Defining biosimilarity
BioPharm: How do you define ‘similar’ when comparing a biosimilar with a reference product, given there will be differences caused by the manufacturing process?
NIBRT: The definition of similarity is complicated by nature of the fact that biologic products are expressed in living expression systems and differences regarding the manufacturing processes, be it cell lines used, media used, differences in downstream processing or processing between the innovator and the biosimilar process will undoubtedly exist. Furthermore, there is currently a lack of appropriate reference standardmaterial for the development of analytical methods for the evaluation of comparability and similarity.
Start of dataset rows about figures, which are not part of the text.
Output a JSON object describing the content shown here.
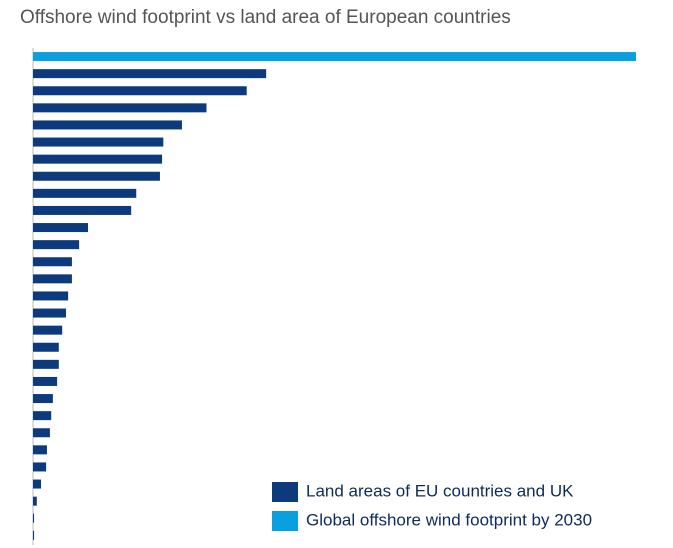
{
  "chart_data": {
    "type": "barh",
    "title": "Offshore wind footprint vs land area of European countries",
    "categories": [
      null,
      null,
      null,
      null,
      null,
      null,
      null,
      null,
      null,
      null,
      null,
      null,
      null,
      null,
      null,
      null,
      null,
      null,
      null,
      null,
      null,
      null,
      null,
      null,
      null,
      null,
      null,
      null,
      null
    ],
    "series": [
      {
        "name": "Land areas of EU countries and UK",
        "color": "#0d3a7c",
        "values": [
          null,
          551,
          505,
          410,
          352,
          308,
          305,
          300,
          244,
          232,
          130,
          109,
          92,
          92,
          83,
          78,
          69,
          61,
          61,
          57,
          47,
          43,
          40,
          33,
          31,
          19,
          9,
          2.5,
          2.5
        ]
      },
      {
        "name": "Global offshore wind footprint by 2030",
        "color": "#0aa0e0",
        "values": [
          1425,
          null,
          null,
          null,
          null,
          null,
          null,
          null,
          null,
          null,
          null,
          null,
          null,
          null,
          null,
          null,
          null,
          null,
          null,
          null,
          null,
          null,
          null,
          null,
          null,
          null,
          null,
          null,
          null
        ]
      }
    ],
    "xlim": [
      0,
      1425
    ],
    "legend": "bottom-right"
  }
}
While batches of drug product are often used, it should be considered that the formulation of the drug product may interfere in the subsequent comparability/similarity study and attempts to deformulate the drug product may unknowingly introduce modifications into the molecule, which complicates the study from the offset. It is inappropriate to say that two molecules are identical due to the inherent complexity of the manufacturing process. Indeed, it has been demonstrated that measureable differences exist between different lots of an innovator product (3). The terms comparable, similar, and highly similar require definition by the regulatory authorities. Analytical chemistry generates the data that forms or backs up the argument regarding comparability or similarity; however, it will always be the decision of the regulators as to whether they believe the data are sufficient to justify such claims.
References
1. F. Nimmerjahn and J.V. Ravetch, Nat Rev Immunol 8 (1) 34-47 (2008).
2. FDA, “Prescribing Information,” www.accessdata.fda.gov/scripts/cder/drugsatfda/index.cfm, accessed Aug. 10, 2013.
3. M. Schiestl et al., Nat Biotechnol, 29 (4) 310-312 (2011).